La palabra mágica, querido lector, es la prevención en todos sentidos: Contar con un fondo de emergencia que equivalga al menos a uno o dos meses de tu gasto corriente, guardar las precauciones mínimas en actividades cotidianas (como una conducción segura), la práctica de deportes con protección (como el casco si andas en bicicleta), equipo especial en deportes extremos, etc.

Las visitas cotidianas al doctor han salvado muchas vidas. Un cáncer detectado a tiempo verdaderamente hace la diferencia en el pronóstico e incluso en el gasto. Mujeres y hombres cruzando los 40 de edad estamos impuestos a visitar al doctor una vez por año al menos.

Después de contarte lo doloroso que resulta un padecimiento para tu bolso, no dejes de considerar seriamente darte de alta en algún sistema de salud, ya sea público, como el IMSS o incluso el Seguro Popular, o uno privado, si tus finanzas lo toleran.

Ahora bien, déjame erradicar de tu mente la idea de que los seguros de salud son costosos:

En este verano 2013, se lanzaron al mercado ofertas irrenunciables para poder adquirir un seguro de gastos médicos mayores. El sistema es flexible, de modo que tú eliges la red hospitalaria donde, al cortar lujos, abaratas enormemente el costo del seguro.

Eso no es todo: también te permiten decidir el deducible, coaseguro y otros servicios, como la protección dental, cero deducible en caso de accidente, cobertura en el extranjero y servicios de maternidad extendida, entre otras variables.

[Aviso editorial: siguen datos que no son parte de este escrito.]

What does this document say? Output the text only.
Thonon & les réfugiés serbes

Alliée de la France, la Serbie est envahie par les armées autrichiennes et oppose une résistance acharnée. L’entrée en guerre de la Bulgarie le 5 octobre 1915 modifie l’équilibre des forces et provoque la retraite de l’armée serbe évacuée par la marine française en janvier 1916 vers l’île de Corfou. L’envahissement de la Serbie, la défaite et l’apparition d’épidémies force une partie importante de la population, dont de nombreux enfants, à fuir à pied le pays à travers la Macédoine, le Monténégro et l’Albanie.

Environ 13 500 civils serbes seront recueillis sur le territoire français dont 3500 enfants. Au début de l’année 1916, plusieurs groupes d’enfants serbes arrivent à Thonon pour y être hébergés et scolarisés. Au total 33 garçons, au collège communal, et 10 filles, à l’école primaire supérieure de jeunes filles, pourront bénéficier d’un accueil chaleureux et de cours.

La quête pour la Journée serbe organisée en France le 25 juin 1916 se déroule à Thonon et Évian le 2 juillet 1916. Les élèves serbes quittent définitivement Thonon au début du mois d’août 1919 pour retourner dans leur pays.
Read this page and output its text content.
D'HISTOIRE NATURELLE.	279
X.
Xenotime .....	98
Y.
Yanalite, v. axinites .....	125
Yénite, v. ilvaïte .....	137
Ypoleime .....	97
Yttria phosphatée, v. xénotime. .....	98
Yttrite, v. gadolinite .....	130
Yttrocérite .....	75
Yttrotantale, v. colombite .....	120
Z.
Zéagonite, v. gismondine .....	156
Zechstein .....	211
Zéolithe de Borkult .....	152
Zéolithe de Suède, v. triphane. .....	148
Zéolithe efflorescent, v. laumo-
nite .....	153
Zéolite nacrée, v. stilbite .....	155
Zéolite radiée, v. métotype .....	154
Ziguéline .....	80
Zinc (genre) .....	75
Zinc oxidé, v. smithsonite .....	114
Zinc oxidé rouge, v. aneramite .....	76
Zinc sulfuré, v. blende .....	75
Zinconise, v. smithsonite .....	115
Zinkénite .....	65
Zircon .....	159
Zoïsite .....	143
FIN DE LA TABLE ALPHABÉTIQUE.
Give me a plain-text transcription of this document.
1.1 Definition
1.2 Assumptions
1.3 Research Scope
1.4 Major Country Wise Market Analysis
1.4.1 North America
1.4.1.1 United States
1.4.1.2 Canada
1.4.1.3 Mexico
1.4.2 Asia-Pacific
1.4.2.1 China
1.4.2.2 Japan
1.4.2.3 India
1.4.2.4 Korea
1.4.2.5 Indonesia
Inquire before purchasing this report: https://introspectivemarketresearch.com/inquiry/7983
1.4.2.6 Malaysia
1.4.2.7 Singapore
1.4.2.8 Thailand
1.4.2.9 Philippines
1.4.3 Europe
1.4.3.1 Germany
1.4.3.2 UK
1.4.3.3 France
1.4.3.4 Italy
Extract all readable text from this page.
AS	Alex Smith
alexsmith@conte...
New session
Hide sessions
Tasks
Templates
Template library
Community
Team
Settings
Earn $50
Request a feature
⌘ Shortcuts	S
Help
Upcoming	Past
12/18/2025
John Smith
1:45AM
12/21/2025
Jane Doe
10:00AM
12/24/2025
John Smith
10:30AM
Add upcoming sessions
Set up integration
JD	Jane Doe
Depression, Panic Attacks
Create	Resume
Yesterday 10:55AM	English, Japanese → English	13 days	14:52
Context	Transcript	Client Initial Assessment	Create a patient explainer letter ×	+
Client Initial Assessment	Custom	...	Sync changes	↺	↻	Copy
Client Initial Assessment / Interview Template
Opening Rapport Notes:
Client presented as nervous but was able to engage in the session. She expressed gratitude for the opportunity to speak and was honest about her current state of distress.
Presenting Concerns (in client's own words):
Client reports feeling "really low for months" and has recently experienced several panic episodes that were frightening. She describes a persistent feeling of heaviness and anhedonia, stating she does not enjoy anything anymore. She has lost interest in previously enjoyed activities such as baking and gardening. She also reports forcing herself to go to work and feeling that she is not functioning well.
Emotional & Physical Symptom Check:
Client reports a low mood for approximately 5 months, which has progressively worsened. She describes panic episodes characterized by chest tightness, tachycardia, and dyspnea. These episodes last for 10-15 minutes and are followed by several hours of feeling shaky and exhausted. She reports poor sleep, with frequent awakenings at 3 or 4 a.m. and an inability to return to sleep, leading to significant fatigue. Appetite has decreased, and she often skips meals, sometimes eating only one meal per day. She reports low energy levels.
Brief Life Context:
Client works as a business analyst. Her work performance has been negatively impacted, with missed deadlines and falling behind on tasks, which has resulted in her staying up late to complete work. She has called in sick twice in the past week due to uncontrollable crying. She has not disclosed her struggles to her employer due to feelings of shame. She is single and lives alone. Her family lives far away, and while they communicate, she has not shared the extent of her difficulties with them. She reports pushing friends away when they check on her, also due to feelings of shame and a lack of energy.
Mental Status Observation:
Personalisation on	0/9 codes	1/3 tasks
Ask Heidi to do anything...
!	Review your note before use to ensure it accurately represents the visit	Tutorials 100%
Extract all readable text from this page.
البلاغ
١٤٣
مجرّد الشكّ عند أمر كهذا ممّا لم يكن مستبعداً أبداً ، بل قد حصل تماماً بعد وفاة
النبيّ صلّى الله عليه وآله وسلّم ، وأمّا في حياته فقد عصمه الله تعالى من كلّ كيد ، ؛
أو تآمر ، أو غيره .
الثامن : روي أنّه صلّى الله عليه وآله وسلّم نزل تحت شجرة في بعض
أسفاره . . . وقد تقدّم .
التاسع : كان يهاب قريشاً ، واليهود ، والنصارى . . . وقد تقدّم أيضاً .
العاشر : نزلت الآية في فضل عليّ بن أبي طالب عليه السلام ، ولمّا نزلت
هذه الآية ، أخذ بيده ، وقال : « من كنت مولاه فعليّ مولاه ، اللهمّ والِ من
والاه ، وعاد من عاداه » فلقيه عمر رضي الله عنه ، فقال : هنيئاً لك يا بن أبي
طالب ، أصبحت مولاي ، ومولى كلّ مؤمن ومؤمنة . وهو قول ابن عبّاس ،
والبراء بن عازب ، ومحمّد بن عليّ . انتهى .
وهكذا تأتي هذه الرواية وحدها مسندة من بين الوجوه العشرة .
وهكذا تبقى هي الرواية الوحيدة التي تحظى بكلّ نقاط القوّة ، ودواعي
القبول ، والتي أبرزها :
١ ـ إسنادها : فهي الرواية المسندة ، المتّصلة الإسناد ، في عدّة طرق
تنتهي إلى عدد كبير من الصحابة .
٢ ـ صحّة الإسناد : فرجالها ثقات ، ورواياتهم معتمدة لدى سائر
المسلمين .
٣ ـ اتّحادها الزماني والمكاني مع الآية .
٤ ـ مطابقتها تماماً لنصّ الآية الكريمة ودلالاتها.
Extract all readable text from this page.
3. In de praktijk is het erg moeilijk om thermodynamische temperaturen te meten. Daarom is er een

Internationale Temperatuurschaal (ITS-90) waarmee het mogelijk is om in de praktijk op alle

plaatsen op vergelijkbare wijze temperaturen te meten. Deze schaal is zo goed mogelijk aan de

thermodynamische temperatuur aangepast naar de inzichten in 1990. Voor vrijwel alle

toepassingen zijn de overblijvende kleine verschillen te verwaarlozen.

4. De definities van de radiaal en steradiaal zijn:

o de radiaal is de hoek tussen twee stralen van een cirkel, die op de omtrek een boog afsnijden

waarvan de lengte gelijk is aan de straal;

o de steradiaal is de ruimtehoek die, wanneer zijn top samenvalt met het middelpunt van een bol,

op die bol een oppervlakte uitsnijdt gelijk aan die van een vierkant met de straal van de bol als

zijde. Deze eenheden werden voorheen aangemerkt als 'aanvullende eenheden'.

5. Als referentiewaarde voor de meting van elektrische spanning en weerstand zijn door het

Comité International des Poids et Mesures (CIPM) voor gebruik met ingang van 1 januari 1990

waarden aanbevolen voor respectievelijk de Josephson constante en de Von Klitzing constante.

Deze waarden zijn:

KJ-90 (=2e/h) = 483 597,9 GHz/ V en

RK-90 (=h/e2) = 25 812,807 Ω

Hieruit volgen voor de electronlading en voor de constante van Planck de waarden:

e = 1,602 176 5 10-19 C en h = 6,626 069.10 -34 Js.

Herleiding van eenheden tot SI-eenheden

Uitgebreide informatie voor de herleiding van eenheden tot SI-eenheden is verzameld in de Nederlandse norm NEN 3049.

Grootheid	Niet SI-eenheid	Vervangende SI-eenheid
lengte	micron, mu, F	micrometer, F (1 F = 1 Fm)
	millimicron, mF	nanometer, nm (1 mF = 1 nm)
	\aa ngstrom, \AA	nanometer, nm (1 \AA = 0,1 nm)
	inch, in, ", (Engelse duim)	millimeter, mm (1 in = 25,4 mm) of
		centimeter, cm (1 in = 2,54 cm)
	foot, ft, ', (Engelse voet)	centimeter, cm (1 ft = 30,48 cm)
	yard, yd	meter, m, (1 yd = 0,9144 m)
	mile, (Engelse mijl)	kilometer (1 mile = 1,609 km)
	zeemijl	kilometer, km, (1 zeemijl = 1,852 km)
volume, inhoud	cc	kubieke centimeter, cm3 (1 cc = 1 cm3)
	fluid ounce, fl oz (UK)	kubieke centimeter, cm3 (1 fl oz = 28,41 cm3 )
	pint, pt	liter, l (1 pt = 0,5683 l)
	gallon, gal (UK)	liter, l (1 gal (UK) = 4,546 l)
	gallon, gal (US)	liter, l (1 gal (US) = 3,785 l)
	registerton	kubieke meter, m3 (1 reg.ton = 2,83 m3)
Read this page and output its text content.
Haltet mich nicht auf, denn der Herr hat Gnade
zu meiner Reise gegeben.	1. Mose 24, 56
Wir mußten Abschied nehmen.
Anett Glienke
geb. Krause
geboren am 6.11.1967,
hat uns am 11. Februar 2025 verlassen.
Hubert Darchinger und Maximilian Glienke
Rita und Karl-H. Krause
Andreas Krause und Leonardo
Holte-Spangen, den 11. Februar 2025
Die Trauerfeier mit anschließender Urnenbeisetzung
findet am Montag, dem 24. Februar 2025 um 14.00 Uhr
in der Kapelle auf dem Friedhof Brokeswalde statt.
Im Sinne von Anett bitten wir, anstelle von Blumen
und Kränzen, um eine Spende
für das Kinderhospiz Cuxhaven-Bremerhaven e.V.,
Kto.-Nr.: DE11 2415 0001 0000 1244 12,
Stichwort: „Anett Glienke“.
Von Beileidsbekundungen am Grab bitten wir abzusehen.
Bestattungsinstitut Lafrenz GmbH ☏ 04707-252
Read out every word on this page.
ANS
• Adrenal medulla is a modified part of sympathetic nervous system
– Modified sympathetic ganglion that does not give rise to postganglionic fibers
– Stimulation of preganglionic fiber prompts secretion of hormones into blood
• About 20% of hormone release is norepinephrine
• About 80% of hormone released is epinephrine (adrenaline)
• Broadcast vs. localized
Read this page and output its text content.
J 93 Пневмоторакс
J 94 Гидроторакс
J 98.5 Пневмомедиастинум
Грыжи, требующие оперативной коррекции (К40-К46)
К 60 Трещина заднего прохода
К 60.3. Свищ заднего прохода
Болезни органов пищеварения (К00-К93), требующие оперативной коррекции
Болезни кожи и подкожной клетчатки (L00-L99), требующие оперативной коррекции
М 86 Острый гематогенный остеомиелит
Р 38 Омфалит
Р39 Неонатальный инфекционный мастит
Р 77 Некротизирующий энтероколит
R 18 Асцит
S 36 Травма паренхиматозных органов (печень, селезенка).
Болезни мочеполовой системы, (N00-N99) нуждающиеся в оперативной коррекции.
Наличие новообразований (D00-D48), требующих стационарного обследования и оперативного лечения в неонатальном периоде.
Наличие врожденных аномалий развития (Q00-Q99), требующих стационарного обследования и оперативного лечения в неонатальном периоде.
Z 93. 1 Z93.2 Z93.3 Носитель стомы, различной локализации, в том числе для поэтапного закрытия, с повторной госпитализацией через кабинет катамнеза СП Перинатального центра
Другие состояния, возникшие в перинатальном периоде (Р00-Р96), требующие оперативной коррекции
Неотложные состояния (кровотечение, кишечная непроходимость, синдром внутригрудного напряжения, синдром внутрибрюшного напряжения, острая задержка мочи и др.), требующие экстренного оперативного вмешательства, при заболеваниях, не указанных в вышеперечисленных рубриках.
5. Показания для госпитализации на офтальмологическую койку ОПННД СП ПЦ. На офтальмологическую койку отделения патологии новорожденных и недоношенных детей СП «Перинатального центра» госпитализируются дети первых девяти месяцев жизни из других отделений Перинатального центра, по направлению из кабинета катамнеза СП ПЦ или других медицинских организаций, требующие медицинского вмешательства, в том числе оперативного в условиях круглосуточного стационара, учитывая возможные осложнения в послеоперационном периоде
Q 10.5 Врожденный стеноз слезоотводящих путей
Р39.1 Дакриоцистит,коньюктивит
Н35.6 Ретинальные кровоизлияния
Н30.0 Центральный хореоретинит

El servicio flexible te permite, como en el súper, llevar sólo aquello que tú necesitas y ahorrar el resto. Considera que a tu edad de jubilación será muy difícil poder pagar tu seguro privado, necesitarás haber hecho elecciones inteligentes a lo largo de tu vida productiva y ahorrar cantidades suficientes para afrontar los gastos en el retiro, y créeme, uno muy recurrente lo constituirán los gastos de salud.